Univision’s nationally syndicated radio operation - on the other hand - is dominated by a fiery leftist demagogue with no journalistic pretense, and no desire to pretend to be interested in offering a balanced argument to his audience.
Meet Fernando Espuelas (which means “spurs” and is, I must confess, one of the cooler names in radio). His show is carried daily by Univision America radio in several of the nation’s top Hispanic media markets. Both the Fernando Espuelas Show and its subsidiary English-language podcast are an exercise in unbridled progressive projection and wish casting, when not advocating for imposition of the standard progressive policy package. If Jorge Ramos is the face of the network, then Espuelas is its quintessential id.
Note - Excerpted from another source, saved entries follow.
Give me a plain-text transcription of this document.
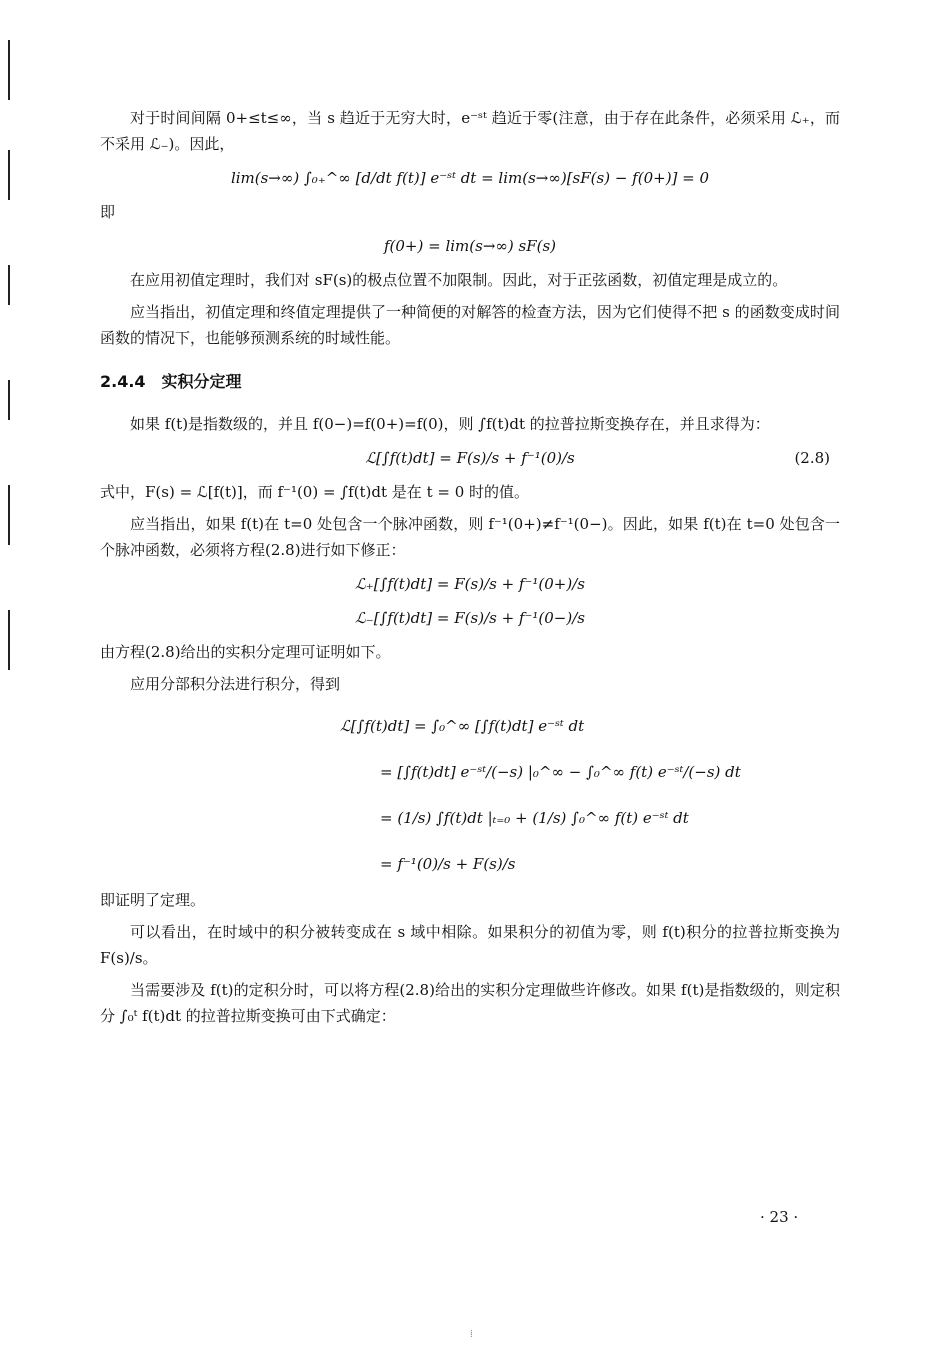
对于时间间隔 0+≤t≤∞，当 s 趋近于无穷大时，e⁻ˢᵗ 趋近于零(注意，由于存在此条件，必须采用 ℒ₊，而不采用 ℒ₋)。因此，

lim(s→∞) ∫₀₊^∞ [d/dt f(t)] e⁻ˢᵗ dt = lim(s→∞)[sF(s) − f(0+)] = 0

即

f(0+) = lim(s→∞) sF(s)

在应用初值定理时，我们对 sF(s)的极点位置不加限制。因此，对于正弦函数，初值定理是成立的。

应当指出，初值定理和终值定理提供了一种简便的对解答的检查方法，因为它们使得不把 s 的函数变成时间函数的情况下，也能够预测系统的时域性能。

2.4.4　实积分定理

如果 f(t)是指数级的，并且 f(0−)=f(0+)=f(0)，则 ∫f(t)dt 的拉普拉斯变换存在，并且求得为：

ℒ[∫f(t)dt] = F(s)/s + f⁻¹(0)/s	(2.8)

式中，F(s) = ℒ[f(t)]，而 f⁻¹(0) = ∫f(t)dt 是在 t = 0 时的值。

应当指出，如果 f(t)在 t=0 处包含一个脉冲函数，则 f⁻¹(0+)≠f⁻¹(0−)。因此，如果 f(t)在 t=0 处包含一个脉冲函数，必须将方程(2.8)进行如下修正：

ℒ₊[∫f(t)dt] = F(s)/s + f⁻¹(0+)/s
ℒ₋[∫f(t)dt] = F(s)/s + f⁻¹(0−)/s

由方程(2.8)给出的实积分定理可证明如下。

应用分部积分法进行积分，得到

ℒ[∫f(t)dt] = ∫₀^∞ [∫f(t)dt] e⁻ˢᵗ dt
= [∫f(t)dt] e⁻ˢᵗ/(−s) |₀^∞ − ∫₀^∞ f(t) e⁻ˢᵗ/(−s) dt
= (1/s) ∫f(t)dt |ₜ₌₀ + (1/s) ∫₀^∞ f(t) e⁻ˢᵗ dt
= f⁻¹(0)/s + F(s)/s

即证明了定理。

可以看出，在时域中的积分被转变成在 s 域中相除。如果积分的初值为零，则 f(t)积分的拉普拉斯变换为 F(s)/s。

当需要涉及 f(t)的定积分时，可以将方程(2.8)给出的实积分定理做些许修改。如果 f(t)是指数级的，则定积分 ∫₀ᵗ f(t)dt 的拉普拉斯变换可由下式确定：

· 23 ·
⁞
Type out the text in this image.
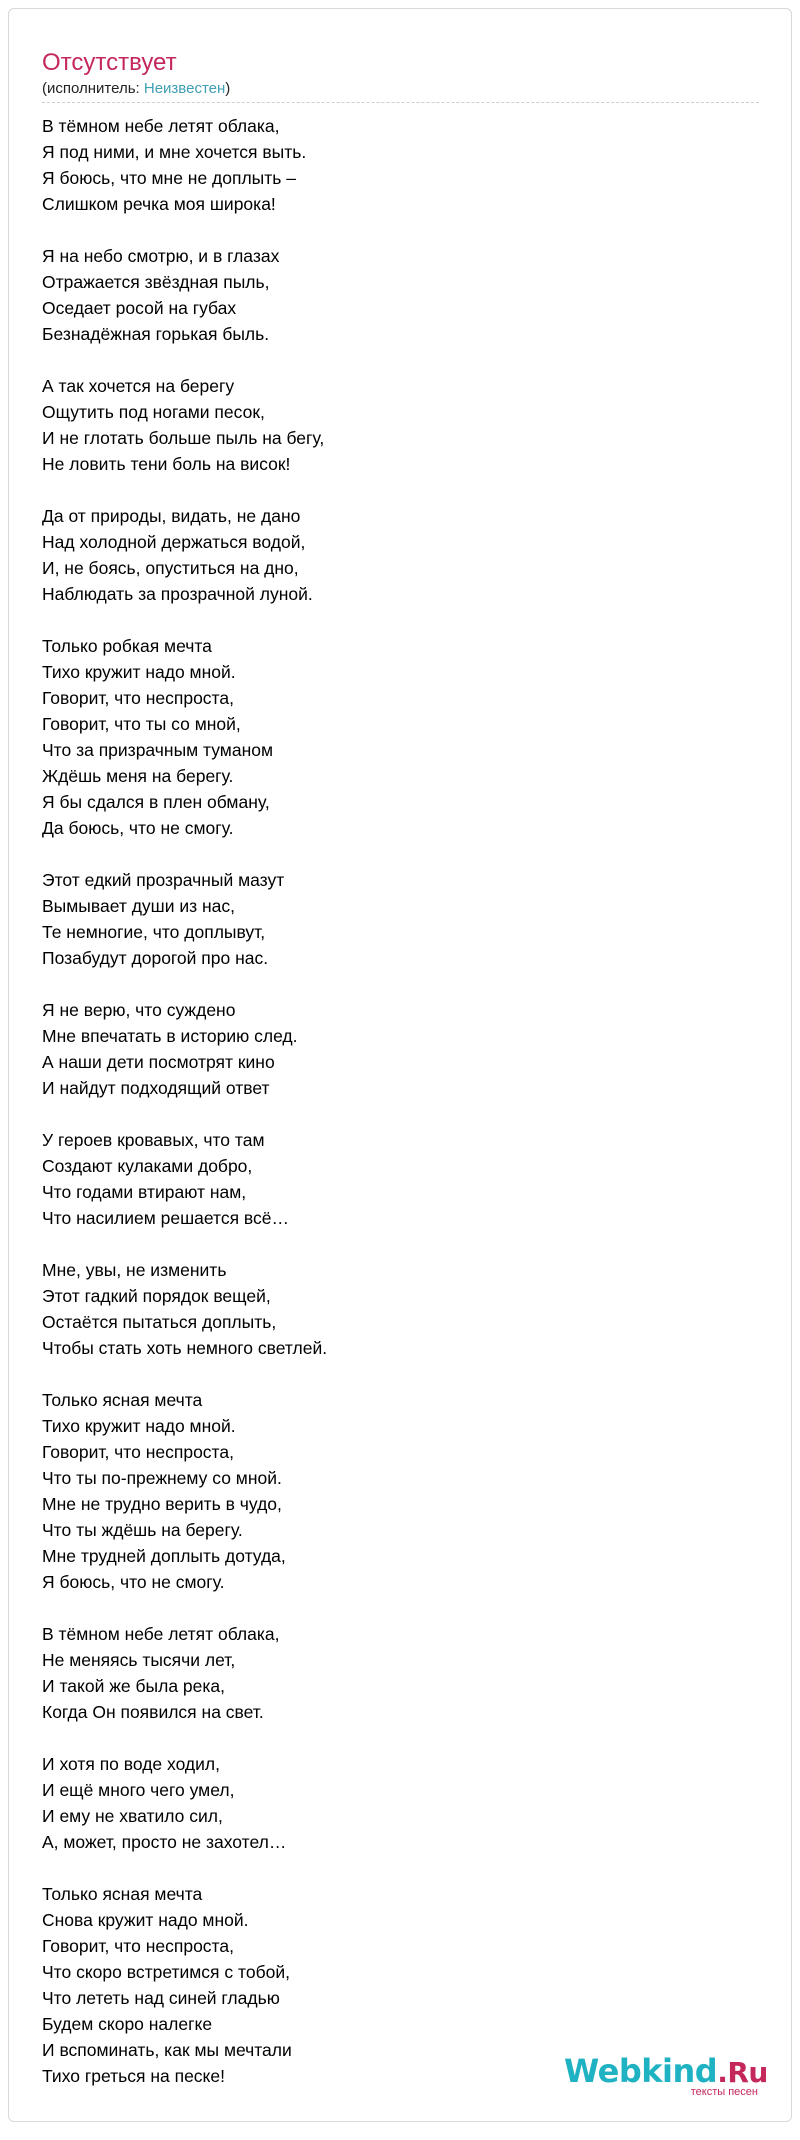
Отсутствует
(исполнитель: Неизвестен)
В тёмном небе летят облака,
Я под ними, и мне хочется выть.
Я боюсь, что мне не доплыть –
Слишком речка моя широка!
Я на небо смотрю, и в глазах
Отражается звёздная пыль,
Оседает росой на губах
Безнадёжная горькая быль.
А так хочется на берегу
Ощутить под ногами песок,
И не глотать больше пыль на бегу,
Не ловить тени боль на висок!
Да от природы, видать, не дано
Над холодной держаться водой,
И, не боясь, опуститься на дно,
Наблюдать за прозрачной луной.
Только робкая мечта
Тихо кружит надо мной.
Говорит, что неспроста,
Говорит, что ты со мной,
Что за призрачным туманом
Ждёшь меня на берегу.
Я бы сдался в плен обману,
Да боюсь, что не смогу.
Этот едкий прозрачный мазут
Вымывает души из нас,
Те немногие, что доплывут,
Позабудут дорогой про нас.
Я не верю, что суждено
Мне впечатать в историю след.
А наши дети посмотрят кино
И найдут подходящий ответ
У героев кровавых, что там
Создают кулаками добро,
Что годами втирают нам,
Что насилием решается всё…
Мне, увы, не изменить
Этот гадкий порядок вещей,
Остаётся пытаться доплыть,
Чтобы стать хоть немного светлей.
Только ясная мечта
Тихо кружит надо мной.
Говорит, что неспроста,
Что ты по-прежнему со мной.
Мне не трудно верить в чудо,
Что ты ждёшь на берегу.
Мне трудней доплыть дотуда,
Я боюсь, что не смогу.
В тёмном небе летят облака,
Не меняясь тысячи лет,
И такой же была река,
Когда Он появился на свет.
И хотя по воде ходил,
И ещё много чего умел,
И ему не хватило сил,
А, может, просто не захотел…
Только ясная мечта
Снова кружит надо мной.
Говорит, что неспроста,
Что скоро встретимся с тобой,
Что лететь над синей гладью
Будем скоро налегке
И вспоминать, как мы мечтали
Тихо греться на песке!	Webkind.Ru
тексты песен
This little nugget from his podcast titled “Tea Party vs Latinos” sums it all up quite nicely:
“We know, with certainty, that the new Republican Party is a party controlled by extremists looking to implement a radical agenda that protects the interests of the one percent of the one percent over the 99.99 percent of all Americans. Moreover, we’ve witnessed that groups like the Koch Brothers are willing to buy elections, buy candidates and dupe voters with crazy lies. They sell fear instead of hope. They’re playing to the pessimism of an America going through a deep, deep recession. They scare millions of Americans into believing that immigrants – and in particular, Latinos - are evil invaders, criminals, with a dark plan to assume control of the “Real America”.
On Conexión Texas, Espuelas described his agenda thusly:
“In terms of discussing the Republican Party in such an open manner, the custom in journalism is to try and balance (coverage). If one is speaking to Jesus Christ, then you (also) invite the devil in order to see what the other point of view is all about. But I believe that the situation here is quite clear, no? We have a party whose platform is the deportation of the maximum possible number of persons. We have the last presidential candidate, Mitt Romney, who said so openly, and whose advisors said, “Our plan, if we win, is to make life impossible for immigrants so that they go to another country. We have the Congress, the House of Representatives controlled by the Republicans, which did not vote for immigration reform after it was passed by the Senate and the president said he would sign it. And so there is no gray area here in which we can interpret things differently. “
Jorge Ramos famously said, “I will never tell people who to vote for.” Espuelas has no such constraints. He will tell you who to vote for, how to think, and why you are either dumb or a racist for daring to think differently.
Given the hard-left biases that are clearly prevalent throughout its media properties and its dominant personalities, is it still appropriate to consider Univision a reliable news organization, or is it time to regard the network as little more than the media arm of the progressive Left?